No. Sports betting is not legal in Maine at this time. The legislature will likely consider the issue in 2022 and many expect it to ultimately be legalized. Until then, fans of sports betting in Maine have to go to a neighboring state to legally place their wagers.
Which sportsbooks will be in Maine when sports betting is legalized?
It is safe to say that once approved several different sportsbooks will come to Maine. The first three we expect to go live in the state are Barstool Sportsbook, TwinSpires, and DraftKings. After that, it seems likely that the big companies like FanDuel, Caesars Sportsbook, BetMGM and the like will come up with an agreement to be an online skin for whichever businesses end up qualifying for a sports betting license.
What is the difference between a legal sportsbook and an offshore sportsbook?
If you just looked at the online presence, there doesn’t appear to be much difference between an offshore sportsbook from a legal, regulated sportsbook. Once you get past the markets and promotions, you start to see many differences.
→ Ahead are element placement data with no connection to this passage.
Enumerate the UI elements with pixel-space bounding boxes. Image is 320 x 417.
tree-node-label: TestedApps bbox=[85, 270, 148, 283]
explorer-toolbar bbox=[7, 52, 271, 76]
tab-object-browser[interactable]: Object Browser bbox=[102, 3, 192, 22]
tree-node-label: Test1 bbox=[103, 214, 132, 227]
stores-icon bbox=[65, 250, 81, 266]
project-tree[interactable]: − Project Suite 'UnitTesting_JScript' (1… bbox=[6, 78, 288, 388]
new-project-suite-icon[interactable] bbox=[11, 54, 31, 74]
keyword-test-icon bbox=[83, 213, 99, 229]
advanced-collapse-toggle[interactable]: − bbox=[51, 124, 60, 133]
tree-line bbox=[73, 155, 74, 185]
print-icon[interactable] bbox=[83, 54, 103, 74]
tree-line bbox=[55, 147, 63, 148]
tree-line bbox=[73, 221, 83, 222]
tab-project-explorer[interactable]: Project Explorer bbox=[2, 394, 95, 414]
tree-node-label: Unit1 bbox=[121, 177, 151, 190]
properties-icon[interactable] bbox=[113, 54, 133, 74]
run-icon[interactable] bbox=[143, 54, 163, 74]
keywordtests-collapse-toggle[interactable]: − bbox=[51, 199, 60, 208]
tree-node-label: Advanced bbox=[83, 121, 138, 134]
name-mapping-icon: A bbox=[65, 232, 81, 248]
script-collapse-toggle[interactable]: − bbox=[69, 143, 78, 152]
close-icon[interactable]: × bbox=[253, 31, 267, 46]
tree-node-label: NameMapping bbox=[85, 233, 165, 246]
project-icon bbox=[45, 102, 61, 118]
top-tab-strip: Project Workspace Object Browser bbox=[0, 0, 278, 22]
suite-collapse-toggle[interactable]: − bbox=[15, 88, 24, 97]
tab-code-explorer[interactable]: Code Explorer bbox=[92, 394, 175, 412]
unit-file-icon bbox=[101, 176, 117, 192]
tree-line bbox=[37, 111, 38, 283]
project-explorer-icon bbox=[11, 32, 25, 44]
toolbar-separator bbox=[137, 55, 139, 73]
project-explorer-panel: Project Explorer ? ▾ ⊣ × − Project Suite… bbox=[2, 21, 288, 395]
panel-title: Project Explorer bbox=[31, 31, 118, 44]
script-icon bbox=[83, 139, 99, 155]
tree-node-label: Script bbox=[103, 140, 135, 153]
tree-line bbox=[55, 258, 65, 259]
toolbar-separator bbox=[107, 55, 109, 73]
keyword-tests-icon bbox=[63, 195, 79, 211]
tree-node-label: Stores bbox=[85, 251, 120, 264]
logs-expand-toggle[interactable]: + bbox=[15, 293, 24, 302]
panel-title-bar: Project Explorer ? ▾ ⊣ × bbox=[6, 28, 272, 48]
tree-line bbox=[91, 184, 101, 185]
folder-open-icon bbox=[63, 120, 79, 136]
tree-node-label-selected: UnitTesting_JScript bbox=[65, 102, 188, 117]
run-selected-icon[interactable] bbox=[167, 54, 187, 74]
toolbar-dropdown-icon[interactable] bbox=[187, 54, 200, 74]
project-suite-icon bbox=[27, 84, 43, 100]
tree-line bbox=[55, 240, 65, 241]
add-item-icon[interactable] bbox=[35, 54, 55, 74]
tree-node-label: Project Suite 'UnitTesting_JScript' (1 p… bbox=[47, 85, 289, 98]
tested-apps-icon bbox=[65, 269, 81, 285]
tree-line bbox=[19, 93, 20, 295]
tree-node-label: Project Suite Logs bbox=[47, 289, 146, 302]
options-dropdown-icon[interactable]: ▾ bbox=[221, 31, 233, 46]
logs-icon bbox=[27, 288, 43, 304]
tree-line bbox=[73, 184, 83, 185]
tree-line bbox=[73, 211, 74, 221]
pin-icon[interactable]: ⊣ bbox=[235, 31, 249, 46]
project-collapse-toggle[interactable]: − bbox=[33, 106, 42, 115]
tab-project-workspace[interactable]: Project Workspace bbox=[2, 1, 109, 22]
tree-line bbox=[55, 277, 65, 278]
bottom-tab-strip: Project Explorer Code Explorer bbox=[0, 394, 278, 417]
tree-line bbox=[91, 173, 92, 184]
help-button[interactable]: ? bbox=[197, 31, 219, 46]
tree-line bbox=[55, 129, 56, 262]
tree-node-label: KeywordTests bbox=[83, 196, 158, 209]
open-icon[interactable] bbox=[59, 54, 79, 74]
Offshore sportsbooks offer deposits and withdrawals in bitcoin, for example, because they’re not approved to deal with credit card companies or U.S. banks. Nothing against cryptocurrencies, but legal sportsbooks keep all customer deposits in segregated accounts so there is no need to use crypto.
Got a question about your account? Try getting a straight answer from an offshore sportsbook. They already have your money so they have less motivation to help solve your problem. Withdrawals are also tougher and more complicated than they need to be. Compare that with a legal, regulated sportsbook that competes for your business. One bad experience with customer service and you will take your money elsewhere. Deposits are easy and withdrawals are just as easy, with many different options available. But the biggest difference are the regulations in place to guard against malfeasance. Offshore sportsbooks are offshore for a reason; they face little, if any, regulatory scrutiny. Sportsbooks here in the United States are regulated in each state in which they operate. State regulations protect bettors from being fleeced and guide all aspects of sportsbook operations. Bottom line: your money is safe in a legal, regulated sportsbook.